In 1998, it was found through DNA studies that Eunymphicus cornutus, the horned parakeet, and Eunymphicus uvaeensis, the Ouvea parakeet, were two separate species.

== Description==
Adult birds usually measure approximately 32 cm (or about 14 inches) in length, including the tail. Like many parrots, the horned parakeet is primarily green in color. This parrot has a yellowish nape with a black and red face and bluish wings and tail. Its most striking feature is a two-feather black crest, with the crest feathers tipped in red.

It makes a nasal "kho-khoot" contact call, and also makes a wide range of shrieks and chuckles.

==Distribution and habitat==
The horned parakeet is endemic to New Caledonia. It preferentially selects rainforest and laurel forest habitat, but will accept scrublands or savannah.
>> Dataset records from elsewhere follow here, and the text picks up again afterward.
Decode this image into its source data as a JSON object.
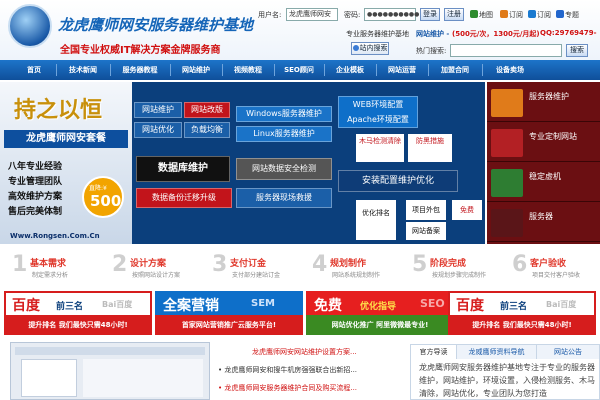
{
  "header": {
    "site_title": "龙虎鹰师网安服务器维护基地",
    "slogan": "全国专业权威IT解决方案金牌服务商",
    "username_label": "用户名:",
    "username_value": "龙虎鹰师网安",
    "password_label": "密码:",
    "password_value": "●●●●●●●●●●",
    "login_button": "登录",
    "register_button": "注册",
    "links": [
      {
        "icon": "map-icon",
        "label": "地图",
        "color": "#2e8b2e"
      },
      {
        "icon": "rss-icon",
        "label": "订阅",
        "color": "#e07b1a"
      },
      {
        "icon": "topic-icon",
        "label": "专题",
        "color": "#2266cc"
      }
    ],
    "promo_prefix": "专业服务器维护基地",
    "promo_price_label": "网站维护 -",
    "promo_price": "(500元/次，1300元/月起)",
    "promo_qq": "QQ:29769479-",
    "search_button": "站内搜索",
    "hot_search_label": "热门搜索:",
    "search_submit": "搜索"
  },
  "nav": [
    "首页",
    "技术新闻",
    "服务器教程",
    "网站维护",
    "视频教程",
    "SEO顾问",
    "企业模板",
    "网站运营",
    "加盟合同",
    "设备卖场"
  ],
  "banner": {
    "slogan_big": "持之以恒",
    "company": "龙虎鹰师网安套餐",
    "points": [
      "八年专业经验",
      "专业管理团队",
      "高效维护方案",
      "售后完美体制"
    ],
    "price_prefix": "直降:¥",
    "price": "500",
    "url": "Www.Rongsen.Com.Cn",
    "tiles": {
      "t1": "网站维护",
      "t2": "网站改版",
      "t3": "Windows服务器维护",
      "t4": "网站优化",
      "t5": "负载均衡",
      "t6": "Linux服务器维护",
      "t7": "数据库维护",
      "t8": "网站数据安全检测",
      "t9": "数据备份迁移升级",
      "t10": "服务器现场救援",
      "t11": "WEB环境配置",
      "t12": "Apache环境配置",
      "t13": "木马检测清除",
      "t14": "防黑措施",
      "t15": "安装配置维护优化",
      "t16": "优化排名",
      "t17": "项目外包",
      "t18": "网站备案",
      "t19": "免费"
    }
  },
  "side_banner": [
    "服务器维护",
    "专业定制网站",
    "稳定虚机",
    "服务器"
  ],
  "steps": [
    {
      "num": "1",
      "title": "基本需求",
      "sub": "制定需求分析"
    },
    {
      "num": "2",
      "title": "设计方案",
      "sub": "按照网站设计方案"
    },
    {
      "num": "3",
      "title": "支付订金",
      "sub": "支付部分建站订金"
    },
    {
      "num": "4",
      "title": "规划制作",
      "sub": "网站系统规划制作"
    },
    {
      "num": "5",
      "title": "阶段完成",
      "sub": "按规划步骤完成制作"
    },
    {
      "num": "6",
      "title": "客户验收",
      "sub": "项目交付客户验收"
    }
  ],
  "ads": [
    {
      "big": "百度",
      "mid": "前三名",
      "tag": "Bai百度",
      "bottom": "提升排名 我们最快只需48小时!"
    },
    {
      "big": "全案营销",
      "mid": "SEM",
      "tag": "",
      "bottom": "首家网站营销推广云服务平台!"
    },
    {
      "big": "免费",
      "mid": "优化指导",
      "tag": "SEO",
      "bottom": "网站优化推广 阿里微微最专业!"
    },
    {
      "big": "百度",
      "mid": "前三名",
      "tag": "Bai百度",
      "bottom": "提升排名 我们最快只需48小时!"
    }
  ],
  "news": [
    {
      "text": "龙虎鹰师网安网站维护设置方案...",
      "color": "#d01010"
    },
    {
      "text": "龙虎鹰师网安和搜牛机房强强联合出新招...",
      "color": "#333333"
    },
    {
      "text": "龙虎鹰师网安服务器维护合同及购买流程...",
      "color": "#d01010"
    }
  ],
  "tabs": [
    "官方导读",
    "龙威鹰师资料导航",
    "网站公告"
  ],
  "tab_body": "龙虎鹰师网安服务器维护基地专注于专业的服务器维护，网站维护，环境设置，入侵检测服务、木马清除，网站优化，专业团队为您打造"
}
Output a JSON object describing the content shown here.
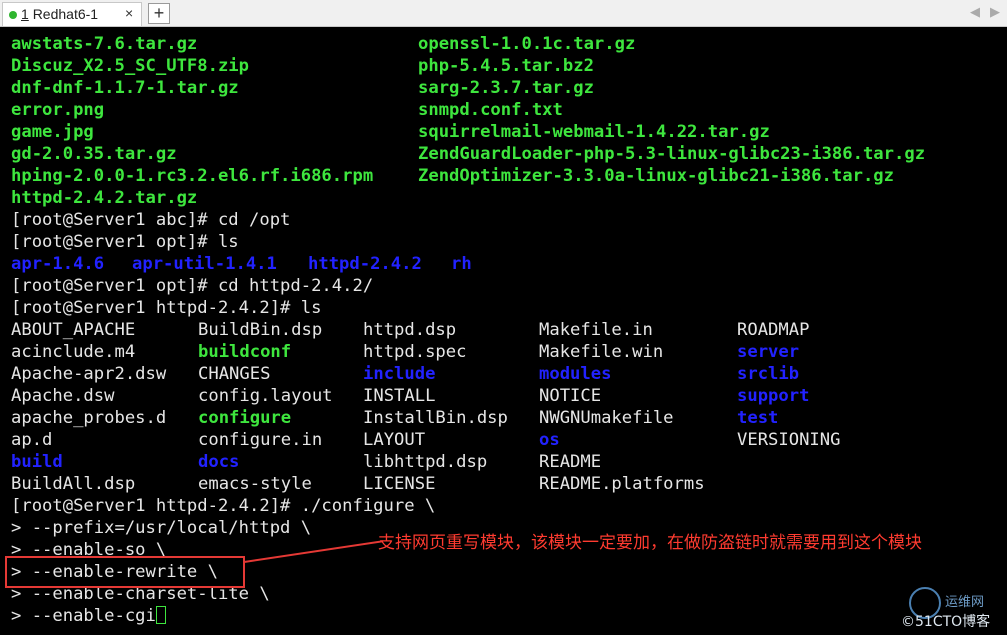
{
  "window": {
    "tab": {
      "number": "1",
      "title": "Redhat6-1",
      "close": "×",
      "status_color": "#2fb52f"
    },
    "new_tab": "+",
    "nav_left": "◀",
    "nav_right": "▶"
  },
  "colors": {
    "executable": "#3ee63e",
    "directory": "#2222ff",
    "text": "#e0e0e0",
    "annotation": "#ff3b30"
  },
  "terminal": {
    "listing1_left": [
      "awstats-7.6.tar.gz",
      "Discuz_X2.5_SC_UTF8.zip",
      "dnf-dnf-1.1.7-1.tar.gz",
      "error.png",
      "game.jpg",
      "gd-2.0.35.tar.gz",
      "hping-2.0.0-1.rc3.2.el6.rf.i686.rpm",
      "httpd-2.4.2.tar.gz"
    ],
    "listing1_right": [
      "openssl-1.0.1c.tar.gz",
      "php-5.4.5.tar.bz2",
      "sarg-2.3.7.tar.gz",
      "snmpd.conf.txt",
      "squirrelmail-webmail-1.4.22.tar.gz",
      "ZendGuardLoader-php-5.3-linux-glibc23-i386.tar.gz",
      "ZendOptimizer-3.3.0a-linux-glibc21-i386.tar.gz"
    ],
    "cmd1": "[root@Server1 abc]# cd /opt",
    "cmd2": "[root@Server1 opt]# ls",
    "opt_listing": [
      "apr-1.4.6",
      "apr-util-1.4.1",
      "httpd-2.4.2",
      "rh"
    ],
    "cmd3": "[root@Server1 opt]# cd httpd-2.4.2/",
    "cmd4": "[root@Server1 httpd-2.4.2]# ls",
    "httpd_listing": {
      "col1": [
        "ABOUT_APACHE",
        "acinclude.m4",
        "Apache-apr2.dsw",
        "Apache.dsw",
        "apache_probes.d",
        "ap.d",
        "build",
        "BuildAll.dsp"
      ],
      "col2": [
        "BuildBin.dsp",
        "buildconf",
        "CHANGES",
        "config.layout",
        "configure",
        "configure.in",
        "docs",
        "emacs-style"
      ],
      "col3": [
        "httpd.dsp",
        "httpd.spec",
        "include",
        "INSTALL",
        "InstallBin.dsp",
        "LAYOUT",
        "libhttpd.dsp",
        "LICENSE"
      ],
      "col4": [
        "Makefile.in",
        "Makefile.win",
        "modules",
        "NOTICE",
        "NWGNUmakefile",
        "os",
        "README",
        "README.platforms"
      ],
      "col5": [
        "ROADMAP",
        "server",
        "srclib",
        "support",
        "test",
        "VERSIONING"
      ]
    },
    "cmd5": "[root@Server1 httpd-2.4.2]# ./configure \\",
    "cont1": "> --prefix=/usr/local/httpd \\",
    "cont2": "> --enable-so \\",
    "cont3": "> --enable-rewrite \\",
    "cont4": "> --enable-charset-lite \\",
    "cont5": "> --enable-cgi"
  },
  "annotation": "支持网页重写模块，该模块一定要加，在做防盗链时就需要用到这个模块",
  "watermark": {
    "top": "运维网",
    "bottom": "©51CTO博客"
  }
}
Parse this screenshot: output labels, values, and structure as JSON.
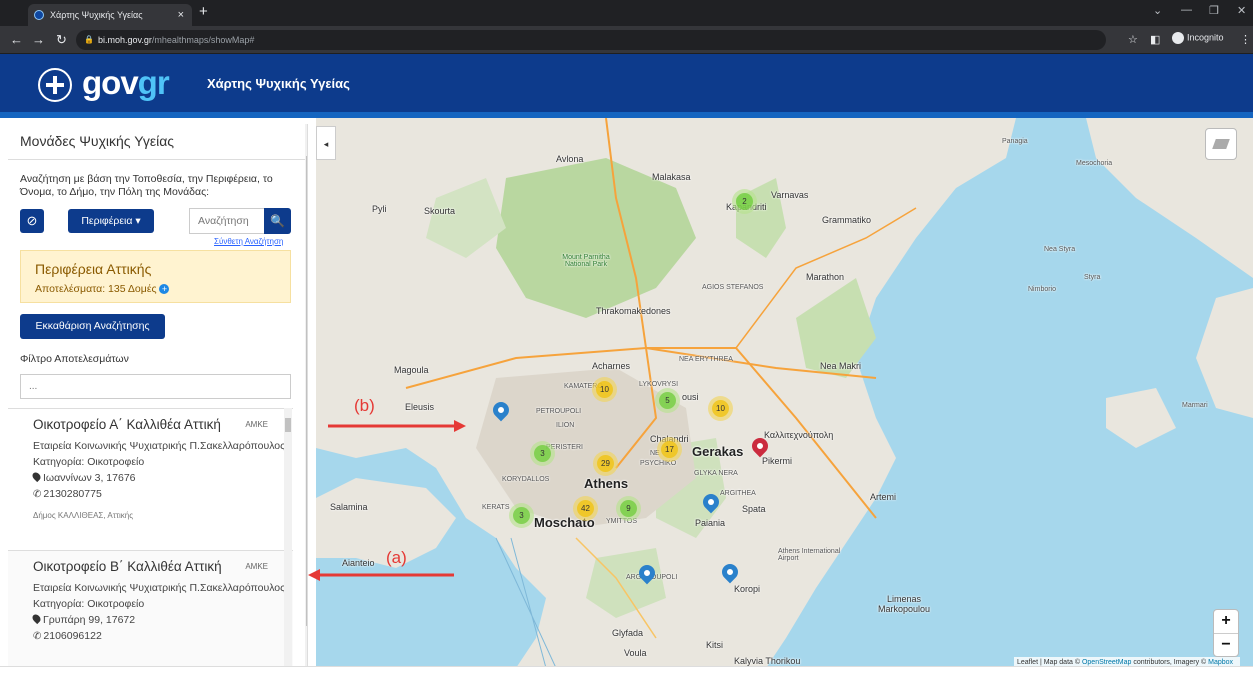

It lives in humid pine forests on New Caledonia, especially when Agathis and Araucaria pines are present.

==Behaviour and ecology==
Small family groups, or pairs, will forage in the canopy for their diet of nuts and seeds.

===Breeding===
Horned parakeets will nest either on or near the ground, and also in hollowed-out logs, or nest hollows in dead trees. Uncommon among parrots, horned parakeets have been reported nest-sharing. The number of eggs laid is usually 2–4. Incubation lasts 21–22 days (in captivity) and the time from hatching to fledging is approximately 5 to 6 weeks (again, in captivity).

== Status ==
This bird has declined since the 1880s, but it is still found in some range on New Caledonia and recent population estimates believe that there are over 5000 birds left. The main threats to the horned parakeet are the black rat, the wildcat, the introduced Rusa deer, logging, La Nina (wet) years, and Psittacine beak and feather disease, a severe virus which is known to affect ~42 species of parrots. Humans poaching the birds for local trade is rare, because the birds' nests are difficult to find, and more importantly, there are no ingrained local customs regarding keeping birds as pets.

The horned parakeet is listed by the IUCN as Vulnerable, due to their restricted range and small, declining population size. These parrots are listed as CITES I as of year 2000, meaning all international commerce regarding the species is prohibited. In 2014, the European Union listed the species as Annex A, which means all intra-EU trade is prohibited. The parrots are also fully protected under New Caledonian law.